Während die Festlegung auf die Gender-Ideologie eine Fixierung auf sich selbst und die eigenen Bedürfnisse begünstigt, verlangt die geschlechtliche Liebe von Mann und Frau eine klare Bereitschaft zum Anderen hin. Dies zeigt, dass die menschliche Fülle eben gerade in der Beziehung liegt, im Für-den-anderen-da-Sein. So wird der Menschen dazu bewegt, aus sich herausgehen, den anderen zu suchen und sich an seiner Gegenwart zu erfreuen. Die Sexualität ist gewissermaßen das Siegel der Liebe Gottes in der menschlichen Natur. Auch wenn jeder Mensch von Gott „um seiner selbst willen“[20] geliebt wird und zur individuellen Fülle berufen ist, so kann er diese nicht ohne die Gemeinschaft mit anderen erreichen. Er ist geschaffen, um Liebe zu geben und zu empfangen. Das ist der Sinn der sexuellen Bedingtheit, die einen unschätzbaren Wert darstellt. Beide Geschlechter sind von Gott selbst dazu bestimmt, zusammen zu wirken und zu leben.[21] Darin liegt ihre Berufung. Man kann sogar sagen, dass Gott den Menschen nicht als Mann und Frau geschaffen hat, damit neue Menschen gezeugt werden, vielmehr: Er habe dem Menschen die Fähigkeit zur Fortpflanzung gegeben, damit die Gottebenbildlichkeit des Menschen über die Generationen hin weitergegeben werde, die der Mensch auch in seiner sexuellen Bedingtheit widerspiegelt.

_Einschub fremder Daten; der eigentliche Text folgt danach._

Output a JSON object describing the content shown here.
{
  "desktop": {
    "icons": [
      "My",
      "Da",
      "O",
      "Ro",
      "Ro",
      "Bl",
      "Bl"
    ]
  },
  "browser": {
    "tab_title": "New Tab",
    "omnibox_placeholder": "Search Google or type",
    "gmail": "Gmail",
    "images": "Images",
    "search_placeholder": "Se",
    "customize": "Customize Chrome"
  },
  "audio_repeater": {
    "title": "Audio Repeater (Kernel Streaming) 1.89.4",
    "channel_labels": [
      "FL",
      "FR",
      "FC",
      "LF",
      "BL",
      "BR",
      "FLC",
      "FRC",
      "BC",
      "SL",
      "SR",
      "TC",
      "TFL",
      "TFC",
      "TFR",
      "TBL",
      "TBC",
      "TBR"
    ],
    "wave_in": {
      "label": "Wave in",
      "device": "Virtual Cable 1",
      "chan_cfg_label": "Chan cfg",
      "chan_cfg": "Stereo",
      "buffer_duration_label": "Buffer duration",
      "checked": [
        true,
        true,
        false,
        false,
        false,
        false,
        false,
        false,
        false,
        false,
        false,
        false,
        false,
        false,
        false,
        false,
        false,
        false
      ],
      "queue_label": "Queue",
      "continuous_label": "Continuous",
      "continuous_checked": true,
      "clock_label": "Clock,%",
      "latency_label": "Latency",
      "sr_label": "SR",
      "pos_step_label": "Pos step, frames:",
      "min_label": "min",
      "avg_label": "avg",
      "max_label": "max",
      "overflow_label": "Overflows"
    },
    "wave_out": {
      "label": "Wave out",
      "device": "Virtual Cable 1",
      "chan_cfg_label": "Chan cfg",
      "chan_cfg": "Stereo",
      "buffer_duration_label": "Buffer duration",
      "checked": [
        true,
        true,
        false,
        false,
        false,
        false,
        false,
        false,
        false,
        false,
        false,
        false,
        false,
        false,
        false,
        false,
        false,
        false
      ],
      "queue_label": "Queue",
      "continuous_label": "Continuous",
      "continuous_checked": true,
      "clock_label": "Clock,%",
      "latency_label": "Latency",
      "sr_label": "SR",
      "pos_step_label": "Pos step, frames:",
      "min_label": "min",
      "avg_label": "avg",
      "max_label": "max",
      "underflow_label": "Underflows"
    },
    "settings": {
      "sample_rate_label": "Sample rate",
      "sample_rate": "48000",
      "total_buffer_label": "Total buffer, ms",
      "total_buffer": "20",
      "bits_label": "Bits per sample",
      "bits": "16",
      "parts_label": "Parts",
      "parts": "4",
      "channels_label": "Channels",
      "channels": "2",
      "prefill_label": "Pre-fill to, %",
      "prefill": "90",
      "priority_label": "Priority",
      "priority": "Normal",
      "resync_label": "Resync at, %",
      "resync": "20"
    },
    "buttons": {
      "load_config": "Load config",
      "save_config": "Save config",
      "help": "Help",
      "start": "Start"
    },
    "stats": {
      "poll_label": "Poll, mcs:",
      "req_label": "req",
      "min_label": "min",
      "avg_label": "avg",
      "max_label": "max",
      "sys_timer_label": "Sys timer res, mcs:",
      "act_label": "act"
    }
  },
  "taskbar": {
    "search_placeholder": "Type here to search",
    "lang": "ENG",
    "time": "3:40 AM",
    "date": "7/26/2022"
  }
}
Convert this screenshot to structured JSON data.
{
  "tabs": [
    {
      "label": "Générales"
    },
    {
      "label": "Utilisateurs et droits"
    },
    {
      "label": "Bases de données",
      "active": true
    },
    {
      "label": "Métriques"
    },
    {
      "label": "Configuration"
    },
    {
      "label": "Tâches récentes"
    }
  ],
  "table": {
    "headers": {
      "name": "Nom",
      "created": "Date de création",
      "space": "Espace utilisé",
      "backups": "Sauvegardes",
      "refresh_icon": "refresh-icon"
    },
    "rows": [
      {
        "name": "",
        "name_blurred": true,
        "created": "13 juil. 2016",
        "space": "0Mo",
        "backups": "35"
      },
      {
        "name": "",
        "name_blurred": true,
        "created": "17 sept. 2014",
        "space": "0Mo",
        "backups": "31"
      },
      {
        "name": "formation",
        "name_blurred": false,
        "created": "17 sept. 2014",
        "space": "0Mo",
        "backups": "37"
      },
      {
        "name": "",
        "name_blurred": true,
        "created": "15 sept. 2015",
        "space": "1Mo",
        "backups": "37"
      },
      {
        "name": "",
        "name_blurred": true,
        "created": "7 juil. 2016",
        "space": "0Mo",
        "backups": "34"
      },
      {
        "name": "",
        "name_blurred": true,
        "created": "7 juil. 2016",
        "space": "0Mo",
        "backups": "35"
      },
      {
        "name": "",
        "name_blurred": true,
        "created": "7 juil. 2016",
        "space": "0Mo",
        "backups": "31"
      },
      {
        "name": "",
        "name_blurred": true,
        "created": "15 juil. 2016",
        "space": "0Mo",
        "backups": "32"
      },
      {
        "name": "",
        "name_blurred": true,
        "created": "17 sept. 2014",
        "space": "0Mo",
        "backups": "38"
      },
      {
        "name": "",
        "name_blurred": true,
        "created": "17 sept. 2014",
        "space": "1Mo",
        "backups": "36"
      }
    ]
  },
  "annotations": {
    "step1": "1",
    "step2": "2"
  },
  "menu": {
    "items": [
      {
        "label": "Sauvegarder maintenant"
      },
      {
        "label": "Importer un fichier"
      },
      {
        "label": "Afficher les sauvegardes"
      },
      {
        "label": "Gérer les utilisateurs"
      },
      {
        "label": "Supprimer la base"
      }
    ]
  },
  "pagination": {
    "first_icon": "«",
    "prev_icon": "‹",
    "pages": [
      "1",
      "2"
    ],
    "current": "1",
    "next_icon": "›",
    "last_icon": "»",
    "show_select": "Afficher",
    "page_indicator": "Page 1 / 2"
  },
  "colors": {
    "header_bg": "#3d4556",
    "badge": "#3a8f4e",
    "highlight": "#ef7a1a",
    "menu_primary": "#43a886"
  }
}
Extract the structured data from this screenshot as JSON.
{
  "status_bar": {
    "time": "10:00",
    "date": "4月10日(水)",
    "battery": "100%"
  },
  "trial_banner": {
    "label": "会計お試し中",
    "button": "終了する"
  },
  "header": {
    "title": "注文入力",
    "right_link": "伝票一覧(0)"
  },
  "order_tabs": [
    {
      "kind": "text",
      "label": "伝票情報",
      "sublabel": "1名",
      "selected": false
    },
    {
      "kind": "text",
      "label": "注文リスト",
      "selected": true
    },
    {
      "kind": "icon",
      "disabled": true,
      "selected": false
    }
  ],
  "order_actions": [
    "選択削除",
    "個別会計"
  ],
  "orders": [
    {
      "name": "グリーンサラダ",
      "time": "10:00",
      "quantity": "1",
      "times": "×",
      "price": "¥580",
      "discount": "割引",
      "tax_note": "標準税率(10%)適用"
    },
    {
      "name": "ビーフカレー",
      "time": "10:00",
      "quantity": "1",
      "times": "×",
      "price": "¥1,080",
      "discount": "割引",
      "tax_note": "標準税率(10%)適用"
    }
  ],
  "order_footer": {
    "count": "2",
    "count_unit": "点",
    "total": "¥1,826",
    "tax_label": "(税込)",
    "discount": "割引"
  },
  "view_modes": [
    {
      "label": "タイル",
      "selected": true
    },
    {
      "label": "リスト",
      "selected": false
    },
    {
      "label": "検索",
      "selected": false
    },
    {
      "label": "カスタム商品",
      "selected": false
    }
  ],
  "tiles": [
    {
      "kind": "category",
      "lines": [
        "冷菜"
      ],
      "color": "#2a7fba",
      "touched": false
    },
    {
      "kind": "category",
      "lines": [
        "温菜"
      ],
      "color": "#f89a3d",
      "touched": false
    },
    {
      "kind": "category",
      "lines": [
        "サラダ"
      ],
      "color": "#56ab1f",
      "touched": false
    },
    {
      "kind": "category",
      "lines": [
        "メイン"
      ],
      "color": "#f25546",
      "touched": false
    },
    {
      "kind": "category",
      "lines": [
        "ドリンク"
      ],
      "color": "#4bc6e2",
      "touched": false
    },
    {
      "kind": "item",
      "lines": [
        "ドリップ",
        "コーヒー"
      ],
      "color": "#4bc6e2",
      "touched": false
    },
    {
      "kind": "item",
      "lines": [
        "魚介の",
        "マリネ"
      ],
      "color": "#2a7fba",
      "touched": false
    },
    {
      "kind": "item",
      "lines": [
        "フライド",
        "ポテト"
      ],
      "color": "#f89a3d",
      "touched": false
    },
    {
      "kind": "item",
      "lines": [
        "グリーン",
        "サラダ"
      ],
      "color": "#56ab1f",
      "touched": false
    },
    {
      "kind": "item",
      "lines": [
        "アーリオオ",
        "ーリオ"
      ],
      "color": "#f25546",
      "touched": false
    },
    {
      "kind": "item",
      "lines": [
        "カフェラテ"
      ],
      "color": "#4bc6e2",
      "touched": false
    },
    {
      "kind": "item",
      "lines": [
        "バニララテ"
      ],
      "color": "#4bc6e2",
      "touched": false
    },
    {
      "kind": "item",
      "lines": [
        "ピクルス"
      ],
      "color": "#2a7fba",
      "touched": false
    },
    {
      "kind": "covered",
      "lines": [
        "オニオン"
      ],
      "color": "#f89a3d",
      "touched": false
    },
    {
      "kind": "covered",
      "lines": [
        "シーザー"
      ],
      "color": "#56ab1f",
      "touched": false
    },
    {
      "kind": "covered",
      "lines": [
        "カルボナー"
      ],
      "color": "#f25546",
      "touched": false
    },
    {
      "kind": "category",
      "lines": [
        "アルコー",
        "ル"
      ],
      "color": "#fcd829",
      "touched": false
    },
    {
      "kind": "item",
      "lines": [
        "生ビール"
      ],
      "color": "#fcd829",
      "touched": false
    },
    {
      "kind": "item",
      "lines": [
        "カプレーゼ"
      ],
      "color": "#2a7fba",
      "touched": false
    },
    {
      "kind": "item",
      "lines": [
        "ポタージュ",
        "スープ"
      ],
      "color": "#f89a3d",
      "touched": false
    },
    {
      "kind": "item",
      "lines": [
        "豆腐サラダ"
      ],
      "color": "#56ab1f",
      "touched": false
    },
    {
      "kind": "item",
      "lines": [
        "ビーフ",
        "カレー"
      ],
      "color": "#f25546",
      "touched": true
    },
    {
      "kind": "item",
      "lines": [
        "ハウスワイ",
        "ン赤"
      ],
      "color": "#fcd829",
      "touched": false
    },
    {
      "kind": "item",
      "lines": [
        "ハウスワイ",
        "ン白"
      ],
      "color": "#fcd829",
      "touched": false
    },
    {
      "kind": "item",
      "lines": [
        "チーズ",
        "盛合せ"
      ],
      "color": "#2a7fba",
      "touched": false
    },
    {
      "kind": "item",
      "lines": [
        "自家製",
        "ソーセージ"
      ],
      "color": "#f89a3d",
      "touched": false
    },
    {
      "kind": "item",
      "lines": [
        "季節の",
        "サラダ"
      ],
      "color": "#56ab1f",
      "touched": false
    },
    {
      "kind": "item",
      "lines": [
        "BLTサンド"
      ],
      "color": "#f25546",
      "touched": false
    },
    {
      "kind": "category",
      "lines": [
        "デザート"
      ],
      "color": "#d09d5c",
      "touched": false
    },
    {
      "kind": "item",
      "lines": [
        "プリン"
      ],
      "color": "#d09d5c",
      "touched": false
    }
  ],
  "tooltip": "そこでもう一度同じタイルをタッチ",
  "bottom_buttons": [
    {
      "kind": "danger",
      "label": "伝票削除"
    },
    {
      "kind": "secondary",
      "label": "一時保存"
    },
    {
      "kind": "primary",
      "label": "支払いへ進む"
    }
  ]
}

Frau sein, Mann sein, erschöpft sich nicht im Mutter- oder Vater-sein. Im Hinblick auf die besonderen Fähigkeiten der Frau wird von der „geistigen Mutterschaft“ oder auch –mit Johannes Paul II. – vom „weiblichen Genius” gesprochen.[22] Der Papst deutet auf eine seelische Dimension, auf eine bestimmte Grundhaltung hin, die der physischen Struktur der Frau entspricht und von ihr gefördert wird. Es scheint tatsächlich nicht abwegig anzunehmen, dass die starke Beziehung der Frau zum Leben besondere Begabungen wecken kann. Wie die Frau während der Schwangerschaft eine einzigartige Nähe zu dem neuen menschlichen Wesen erfährt, das in ihr heranreift, so begünstigt ihre Natur sie auch, spontan menschliche Kontakte zu den anderen Menschen ihrer Umgebung zu knüpfen. Der „Genius der Frau“ kann als ein feines Gespür für die Nöte und Bedürfnisse anderer gefasst werden, als die Fähigkeit, mögliche innere Konflikte zu erahnen und mitzutragen. Er zielt auf Personennähe, Realitätsbezug und Einfühlungsvermögen. Man kann ihn als ein Talent umschreiben, das Liebe in konkreter Form zu geben und eine Ethik der Fürsorge zu entwickeln weiß[23].

Wenn es einen „weibliches Genius“ gibt, muss es auch einen „männlichen Genius“ geben. Der Mann hat von Natur aus eine größere Distanz zum konkreten Leben. Er befindet sich immer „außerhalb“ des Prozesses der Schwangerschaft und der Geburt und kann nur durch seine Frau daran teilnehmen. Aber eben diese größere Distanz ermöglicht ihm wohl eine rationalere Handlungsweise zum Schutz des Lebens und zur Absicherung der Zukunft. Sie ermöglicht es ihm, ein wirklicher Vater zu sein, nicht nur im physischen, sondern auch im geistigen Sinn.[24] Sie kann es ihm auch erleichtern, ein unerschütterlicher Freund zu sein, der verlässlich und vertrauenswürdig ist. Andererseits kann sie auch ein gewisses Desinteresse für die konkreten und alltäglichen Dinge hervorrufen, was bedauerlicherweise in vergangenen Zeiten in einer einseitigen Erziehung gefördert wurde.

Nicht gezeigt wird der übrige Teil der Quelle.